The current research focused on text-based emotion analysis at this stage, because text is still the primary choice for people to express their feelings toward other persons, events, or things. However, a multi-platform approach, such as using CrowdTangle, for richer sources of information can be valuable to analyze emotions. A multi-platform approach may have provided a more comprehensive view of public sentiment. For future research, we will consider incorporating data from additional platforms for the analysis in context for the data noise such as sarcasm and irony.

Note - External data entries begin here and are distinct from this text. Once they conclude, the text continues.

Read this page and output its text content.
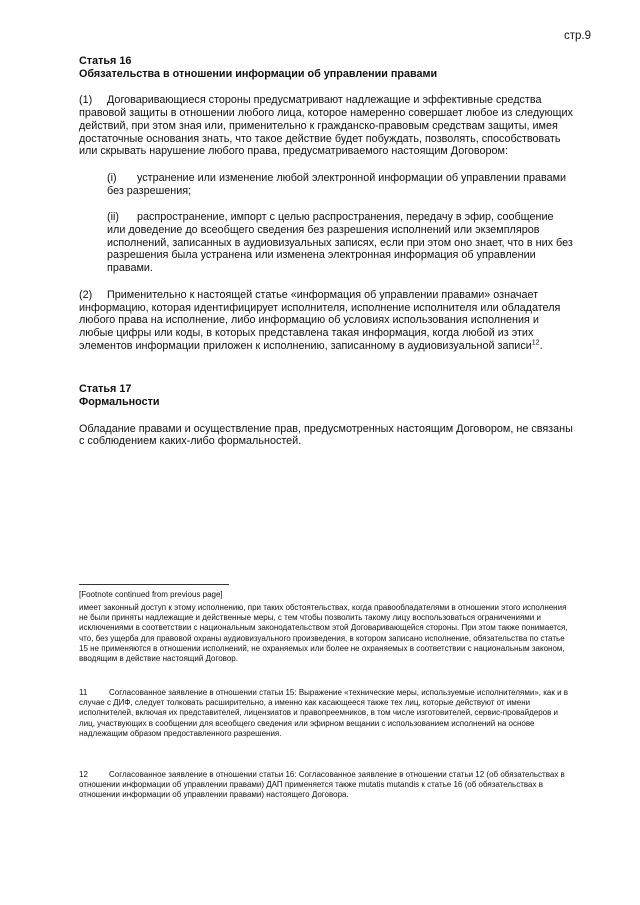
стр.9
Статья 16
Обязательства в отношении информации об управлении правами
(1) Договаривающиеся стороны предусматривают надлежащие и эффективные средства правовой защиты в отношении любого лица, которое намеренно совершает любое из следующих действий, при этом зная или, применительно к гражданско-правовым средствам защиты, имея достаточные основания знать, что такое действие будет побуждать, позволять, способствовать или скрывать нарушение любого права, предусматриваемого настоящим Договором:
(i) устранение или изменение любой электронной информации об управлении правами без разрешения;
(ii) распространение, импорт с целью распространения, передачу в эфир, сообщение или доведение до всеобщего сведения без разрешения исполнений или экземпляров исполнений, записанных в аудиовизуальных записях, если при этом оно знает, что в них без разрешения была устранена или изменена электронная информация об управлении правами.
(2) Применительно к настоящей статье «информация об управлении правами» означает информацию, которая идентифицирует исполнителя, исполнение исполнителя или обладателя любого права на исполнение, либо информацию об условиях использования исполнения и любые цифры или коды, в которых представлена такая информация, когда любой из этих элементов информации приложен к исполнению, записанному в аудиовизуальной записи$^{12}$.
Статья 17
Формальности
Обладание правами и осуществление прав, предусмотренных настоящим Договором, не связаны с соблюдением каких-либо формальностей.
[Footnote continued from previous page]
имеет законный доступ к этому исполнению, при таких обстоятельствах, когда правообладателями в отношении этого исполнения не были приняты надлежащие и действенные меры, с тем чтобы позволить такому лицу воспользоваться ограничениями и исключениями в соответствии с национальным законодательством этой Договаривающейся стороны. При этом также понимается, что, без ущерба для правовой охраны аудиовизуального произведения, в котором записано исполнение, обязательства по статье 15 не применяются в отношении исполнений, не охраняемых или более не охраняемых в соответствии с национальным законом, вводящим в действие настоящий Договор.
11	Согласованное заявление в отношении статьи 15: Выражение «технические меры, используемые исполнителями», как и в случае с ДИФ, следует толковать расширительно, а именно как касающееся также тех лиц, которые действуют от имени исполнителей, включая их представителей, лицензиатов и правопреемников, в том числе изготовителей, сервис-провайдеров и лиц, участвующих в сообщении для всеобщего сведения или эфирном вещании с использованием исполнений на основе надлежащим образом предоставленного разрешения.
12	Согласованное заявление в отношении статьи 16: Согласованное заявление в отношении статьи 12 (об обязательствах в отношении информации об управлении правами) ДАП применяется также mutatis mutandis к статье 16 (об обязательствах в отношении информации об управлении правами) настоящего Договора.
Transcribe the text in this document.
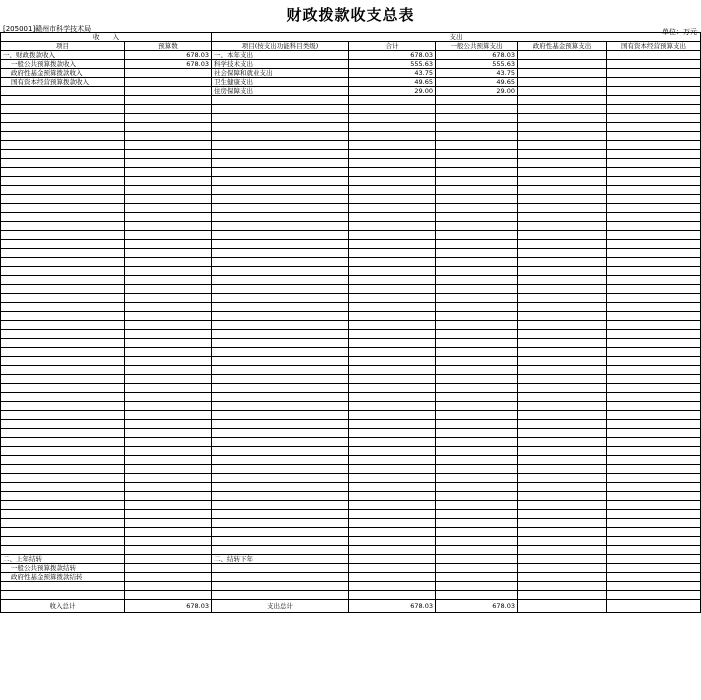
财政拨款收支总表
[205001]赣州市科学技术局	单位：万元
收　　入		支出				
项目	预算数	项目(按支出功能科目类级)	合计	一般公共预算支出	政府性基金预算支出	国有资本经营预算支出
一、财政拨款收入	678.03	一、本年支出	678.03	678.03		
一般公共预算拨款收入	678.03	科学技术支出	555.63	555.63		
政府性基金预算拨款收入		社会保障和就业支出	43.75	43.75		
国有资本经营预算拨款收入		卫生健康支出	49.65	49.65		
		住房保障支出	29.00	29.00		

二、上年结转		二、结转下年				
一般公共预算拨款结转						
政府性基金预算拨款结转						

收入总计	678.03	支出总计	678.03	678.03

Extracting emotions behind text is still an immense and complicated task in current literature. The study contributes to existing literature by directly examining the effect of health data and Google Trends interest to Twitter sentiment over the duration of the pandemic. The information from this study can be used to acquire a better understanding of COVID-19’s emotional impact on people and communities, as well as their fears, concerns, and coping mechanisms. Furthermore, tracking the emotional patterns of COVID-19-related tweets over time can offer a more thorough picture of how public views and perceptions of the pandemic are changing. Overall, monitoring COVID-19-related tweets for emotion change can support public health research and help inform strategies to address the impacts of the pandemic on individuals and communities.
Supplementary material
To view supplementary material for this article, please visit https://doi.org/10.1017/dmp.2023.101
Competing interests
The authors declare that there is no conflicts of interest.